3. Dragon Warrior 3. 1988. (Chunsoft/Enix) – Also known as Dragon Quest 3 around the world, this epic little number, released by Enix in 1998, is the first true and only RPG on the list. You play as Erdrick, a warrior of no renown. Because while it’s the third game it was sort of a prequel to the events of the first two games. There was a lot of grinding, a lot of customization of your group, and a lot of rampant destruction of slimes, caterpillars and Axe-men. In the U.S., Dragon Warrior as a series never caught on with the zeitgeist it had in Japan, but there’s still a solid market and the people who do like it, LOVE it. I wasn’t a huge fan as a child, but I played the HELL out of these games when I got older and was able to play on Emulators. Or whatever it is I bought that time. The Ouya. Remember that? Anyway, the game is aces.

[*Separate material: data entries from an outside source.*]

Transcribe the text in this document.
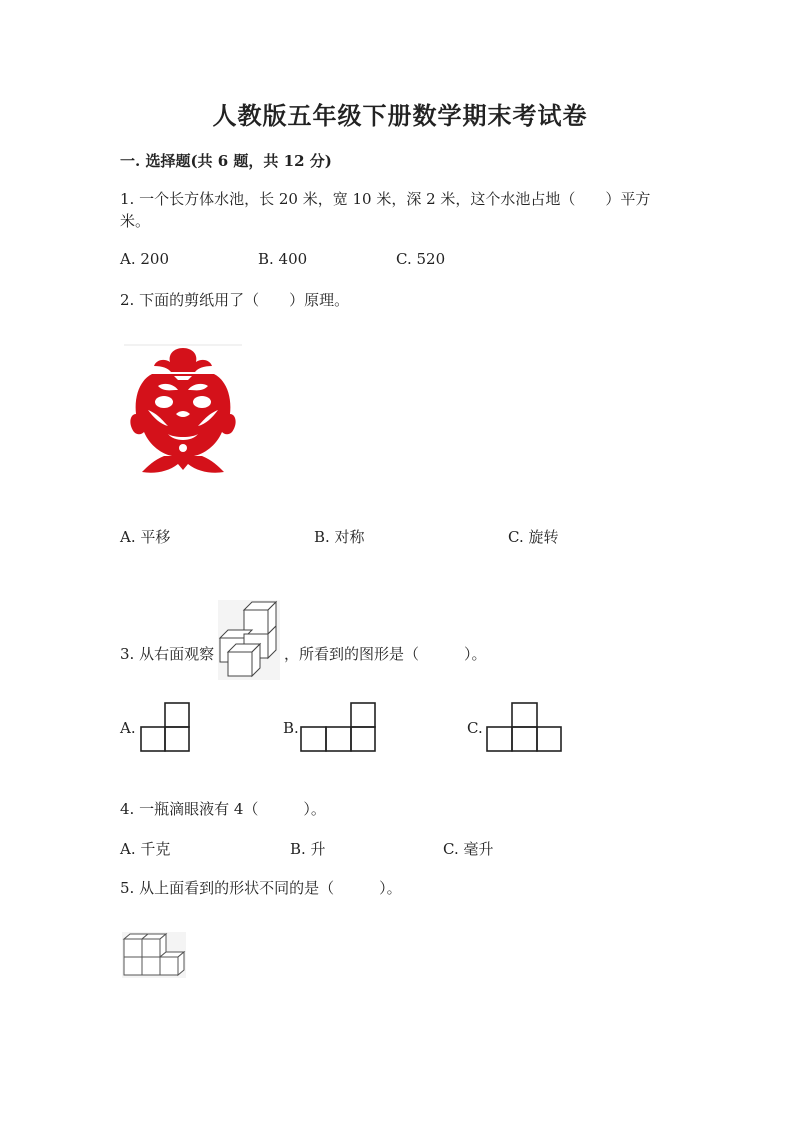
人教版五年级下册数学期末考试卷
一. 选择题(共 6 题，共 12 分)
1. 一个长方体水池，长 20 米，宽 10 米，深 2 米，这个水池占地（　　）平方
米。
A. 200	B. 400	C. 520
2. 下面的剪纸用了（　　）原理。
A. 平移	B. 对称	C. 旋转
3. 从右面观察	，所看到的图形是（　　　）。
A.	B.	C.
4. 一瓶滴眼液有 4（　　　）。
A. 千克	B. 升	C. 毫升
5. 从上面看到的形状不同的是（　　　）。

2. Tetris. 1989. (Alexey Pajitnov) – From Russia with Fun! Developed by like…one guy. Alexey Pajitnov, who made no money from the game because the U.S.S.R didn’t like that sort of thing. The game was insanely popular and will probably also make the Game Boy list as well. You sort of drop blocks from the sky and have them fall, and stack them into lines. But dude. You know what Tetris is. They haven’t changed the game to any real degree since its inception. The simplicity is part of its charm. And the Music! All classical and frenetic. Much like the gameplay. It’s universal, everyone can play it, and you can play it on every computer, game system, and graphing calculator ever invented. It’s spot on the list is well deserved both for the game itself and the legacy that it helped create.
And that’s the top nine. So now a person who needs absolutely NO introduction, I present to you the obvious number 1.
1. Super Mario Bros. 3. 1990. (Nintendo)
Because what else could it be? Number 1! On this list and a million other top ten NES games. Also number one on a number top ten lists of games for all time.
Released in 1990 in the U.S. this game took everything that was amazing about the first Mario Game, and amped them up. Then it took the things that weren’t great about the first game and fixed the hell out of them. Added maps, added new powerups, the ability to save those powerups, added boss fights, a wonderfully bizarre story, mixed them all up and put it in a yellow box.
The game is the second best selling NES game of all time, and the only reason it’s not number one of all time is because Super Mario Bros. 1 came packaged with the NES. 17 Million copies! That makes it one of the best selling video games of all time. No big surprises here. The game is great and the algorithm knows it. I know it, you know it, Adam know it, Nintendo know it. The entire god damned world know it.
So that’s it! Hope you had fun. Something left off? Something didn’t make the top ten? Were you upset that Excitebike only came in at 16 and Final Fantasy at 13, so they didn’t get a description? Let me know in the comments. Then go out and play some games!